Обучение же его, как он сам говорит, рассчитано именно на тех, кто с одной стороны, хоть насколько-то в теме нашей даосской субкультуры, но с другой, и не законсервирован в банке какой-то инертной традиции. Про мотивированность же упоминать вряд ли имеет смысл. Её наличие подразумевается по умолчанию!
А вообще же, я по своему личному опыту превосходно знаю то, как тяжело бывает работать с людьми. Иногда вот просто из кожи вон вылезешь, дабы что-то объяснить человеку. И он вроде как даже всё поймёт. Но только за ночь у него как будто бы происходит полное ″обнуление файлов″. И на следующий день всё приходится повторять с самого начала. Так что, труден он и отнюдь не прост этот самый путь наставничества, – ши-дао!»
И они шли по улицам города, ловя на себе недоумённые взгляды проходящих мимо представителей окружающего социума, – минь-жэней. Да, в их глазах эти двое выглядели какими-то чудиками, хотя своим внешним видом, вроде бы, особо и не выделялись. Даосские халаты, – дао-пао, на них надеты не были, да и метёлками, – фу-чэнями, они тоже не размахивали. Но это и не важно, – их чуждость считывалась интуитивно. А они же во всех встречных,.. ну или почти во всех,.. узревали сплошных людей пути, – даосов, – дао-жэней. Да, ибо, воистину, каждый из нас в другом всегда подсознательно видит лишь некое подобие себя!
Знаток же, похоже, оказался неисправимым лектором.
«Наверное, всё-таки, скажу я тебе как даос даосу, – продолжил он, – ценность любого обучения заключается не столько в его традиционности, сколько в результативности. Главное ведь не то, У КОГО ты учился, а то, ЧЕМУ ты при этом смог научиться! Какой, к чёрту, толк в громкости имени мастера-наставника, – ши-фу, если всё, что он даст составят, как говорится, два притопа и три прихлопа?!
А кроме того, наставнику помимо обладания непосредственно самим мастерством, крайне немаловажно иметь ещё и достаточно развитые преподавательские навыки. Случается же, что и очень хороший специалист не отличается способностью к передачи своих умений.
Да, мастер одним только лёгким прикосновением может инициировать у ученика активацию жизненной энергии, – шэн-мин чжи ци. И ощущения от этого поначалу, конечно, будут весьма яркими. Однако же если вдобавок он не проведёт обучение его тому, как следует с ней работать, – гуну, то переданный таким образом импульс просто-напросто постепенно затухнет. А ценность же несёт в себе только усвоенная информация!

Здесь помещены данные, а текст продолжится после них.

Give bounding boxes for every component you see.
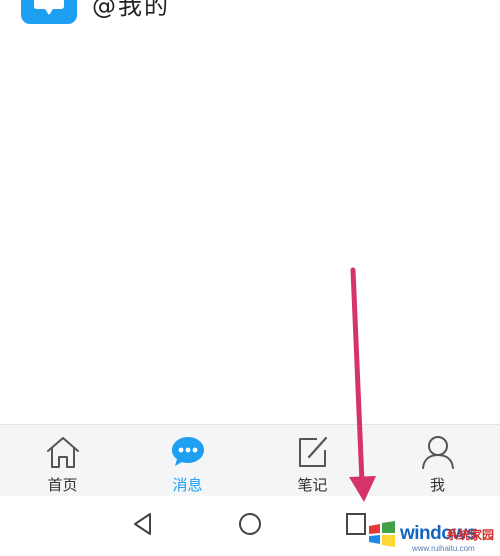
watermark-url: www.ruihaitu.com bbox=[412, 544, 475, 553]
watermark: windows 系统家园 www.ruihaitu.com bbox=[360, 505, 500, 556]
annotation-arrow bbox=[349, 267, 376, 502]
watermark-cn: 系统家园 bbox=[446, 528, 495, 542]
windows-logo-icon bbox=[369, 521, 395, 547]
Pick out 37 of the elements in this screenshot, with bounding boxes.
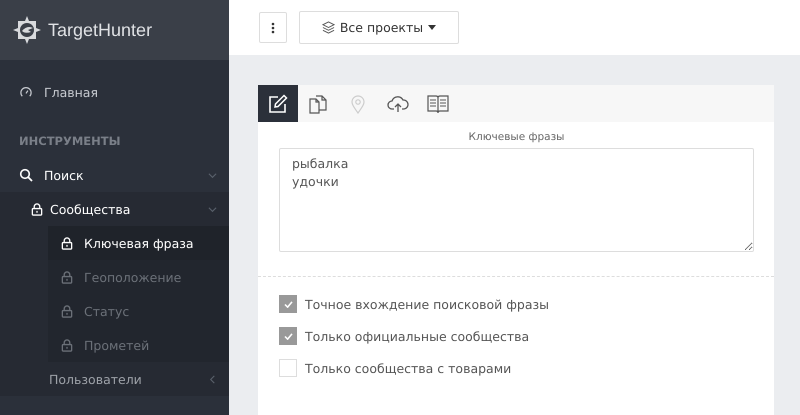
- keywords-textarea[interactable]: рыбалка удочки: [279, 148, 754, 252]
- search-icon: [19, 168, 33, 182]
- logo-icon: [12, 15, 42, 45]
- book-icon: [427, 94, 449, 114]
- lock-icon: [61, 304, 73, 318]
- sidebar-item[interactable]: Сообщества: [0, 192, 229, 226]
- checkbox[interactable]: [279, 327, 297, 345]
- lock-icon: [61, 270, 73, 284]
- chevron-down-icon: [208, 170, 217, 180]
- sidebar-item[interactable]: Пользователи: [0, 362, 229, 396]
- chevron-down-icon: [208, 204, 217, 214]
- sidebar-item[interactable]: Главная: [0, 75, 229, 109]
- lock-icon: [61, 236, 73, 250]
- menu-button[interactable]: [259, 12, 287, 43]
- sidebar-item[interactable]: Ключевая фраза: [48, 226, 229, 260]
- checkbox-label: Только официальные сообщества: [305, 328, 530, 344]
- documents-icon: [308, 94, 328, 114]
- tab[interactable]: [258, 85, 298, 122]
- caret-icon: [428, 25, 436, 30]
- checkbox-label: Только сообщества с товарами: [305, 360, 512, 376]
- lock-icon: [31, 202, 43, 216]
- layers-icon: [322, 21, 335, 34]
- edit-icon: [268, 94, 288, 114]
- section-heading: ИНСТРУМЕНТЫ: [18, 133, 122, 150]
- cloud-upload-icon: [387, 94, 409, 114]
- gauge-icon: [19, 86, 33, 98]
- chevron-left-icon: [208, 374, 217, 384]
- lock-icon: [61, 338, 73, 352]
- sidebar-item[interactable]: Поиск: [0, 158, 229, 192]
- check-icon: [284, 300, 292, 308]
- checkbox-label: Точное вхождение поисковой фразы: [305, 296, 550, 312]
- check-icon: [284, 332, 292, 340]
- logo-text: TargetHunter: [48, 20, 152, 40]
- more-icon: [271, 22, 275, 34]
- field-label: Ключевые фразы: [468, 130, 566, 145]
- projects-dropdown[interactable]: Все проекты: [299, 11, 459, 44]
- checkbox[interactable]: [279, 295, 297, 313]
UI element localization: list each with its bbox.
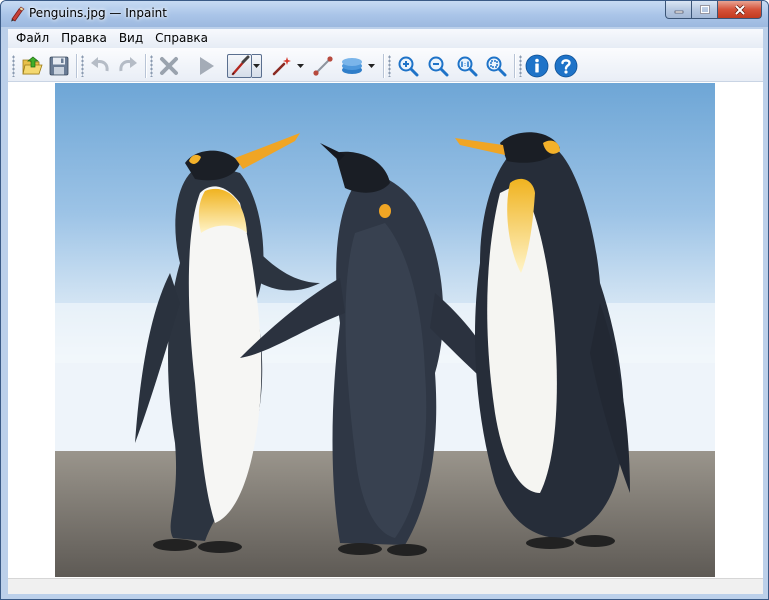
menu-help[interactable]: Справка xyxy=(149,29,214,48)
info-button[interactable] xyxy=(525,54,549,78)
magic-wand-dropdown-arrow[interactable] xyxy=(295,54,305,78)
menu-bar: Файл Правка Вид Справка xyxy=(8,29,763,48)
maximize-button[interactable] xyxy=(692,1,718,19)
maximize-icon xyxy=(699,5,710,14)
inpaint-app-icon xyxy=(11,6,25,22)
redo-button[interactable] xyxy=(116,54,140,78)
help-icon xyxy=(554,54,578,78)
marker-dropdown-arrow[interactable] xyxy=(252,54,262,78)
toolbar-grip[interactable] xyxy=(81,55,84,77)
save-disk-icon xyxy=(49,56,69,76)
zoom-fit-button[interactable] xyxy=(484,54,508,78)
menu-file[interactable]: Файл xyxy=(10,29,55,48)
image-canvas[interactable] xyxy=(8,83,763,577)
minimize-icon xyxy=(674,10,683,13)
magic-wand-button[interactable] xyxy=(270,54,294,78)
zoom-1to1-icon xyxy=(457,56,478,77)
zoom-in-icon xyxy=(398,56,419,77)
status-bar xyxy=(8,578,763,594)
x-cross-icon xyxy=(160,57,178,75)
undo-button[interactable] xyxy=(88,54,112,78)
chevron-down-icon xyxy=(296,63,304,68)
minimize-button[interactable] xyxy=(665,1,692,19)
zoom-actual-button[interactable] xyxy=(455,54,479,78)
zoom-out-icon xyxy=(428,56,449,77)
toolbar-separator xyxy=(145,54,146,78)
redo-arrow-icon xyxy=(119,57,137,72)
close-icon xyxy=(734,4,745,15)
info-icon xyxy=(525,54,549,78)
layers-dropdown-arrow[interactable] xyxy=(366,54,376,78)
caption-buttons xyxy=(665,1,762,20)
zoom-fit-icon xyxy=(486,56,507,77)
layers-button[interactable] xyxy=(339,54,365,78)
magic-wand-icon xyxy=(272,57,291,76)
open-folder-icon xyxy=(22,56,43,75)
menu-edit[interactable]: Правка xyxy=(55,29,113,48)
zoom-in-button[interactable] xyxy=(396,54,420,78)
window-title: Penguins.jpg — Inpaint xyxy=(29,6,167,20)
chevron-down-icon xyxy=(253,63,260,68)
menu-view[interactable]: Вид xyxy=(113,29,149,48)
toolbar-grip[interactable] xyxy=(388,55,391,77)
zoom-out-button[interactable] xyxy=(426,54,450,78)
undo-arrow-icon xyxy=(91,57,109,72)
toolbar-grip[interactable] xyxy=(12,55,15,77)
layers-stack-icon xyxy=(342,58,362,74)
toolbar-separator xyxy=(383,54,384,78)
client-area: Файл Правка Вид Справка xyxy=(8,29,763,594)
app-window: Penguins.jpg — Inpaint Файл Правка Вид С… xyxy=(0,0,769,600)
close-button[interactable] xyxy=(718,1,762,19)
toolbar-separator xyxy=(514,54,515,78)
marker-pen-icon xyxy=(231,55,249,76)
line-segment-icon xyxy=(313,56,333,76)
title-bar[interactable]: Penguins.jpg — Inpaint xyxy=(1,1,768,27)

Насчёт мною сказанного, надеюсь, ты понял, что под жизненной энергией, – шэн-мин чжи ци, я имел в виду ту внутреннюю энергию, – нэй-ци, работа с которой, собственно, и называется – ци-гуном по-китайски и ки-ко по-японски?»
«Да, разумеется, – ответил на вопрос Знатока Искатель, – я, слава Богу, немного знаком с базовыми концепциями и категориями древнекитайской натурфилософии».
«Ну а тогда слушай дальше! – не унимался Знаток. В буддизме и других зародившихся в Индии религиях имеется один очень яркий прообраз: – это лотос, – падма на санскрите, лянь-хуа по-китайски и нелумбо по-латыни. Он растёт на болоте, но в силу своего биологического свойства, не намокает и не пачкается. Следовательно, пребывая в определённой среде, остаётся к ней непричастным. Учитель частенько приводит лотос как пример независимости ни от кого, включая даже его самого».
«Так что же, – удивился Искатель, – Учитель позиционирует себя как грязь?»
«Всё, что приходит в наш разум извне по сути своей – грязь! – изрёк Знаток. Всё, даже слова Учителя, необходимо анализировать, а не принимать безотчётно на веру. Об этом мы говорили уже чуть ранее. И так тебе нужно будет вести себя с ним до тех пор, пока ты не научишься понимать его напрямую, без использования слов».
«О, да я, получается, по жизни лотос!» – подумал Искатель. Слова же про «понимание без слов», прости читатель за каламбур, ему покамест было ещё не осилить.
«Ну а ещё, скажу я тебе, – всё выплёскивал из себя Знаток, – Учитель постоянно подчёркивает, что ошибочно считать, будто бы занятия даосскими практиками, – дао-фа, подходят только для восточного человека, и никак не годятся для западного. Психология у нас и у них, конечно же, имеет значительные отличия, но физиология тем не менее примерно одинаковая.
Не требует он от личности и подвергать существенному пересмотру собственные устоявшиеся этические воззрения, ибо современный даосизм, по его мнению, в своём нравственном формировании полностью нейтрален.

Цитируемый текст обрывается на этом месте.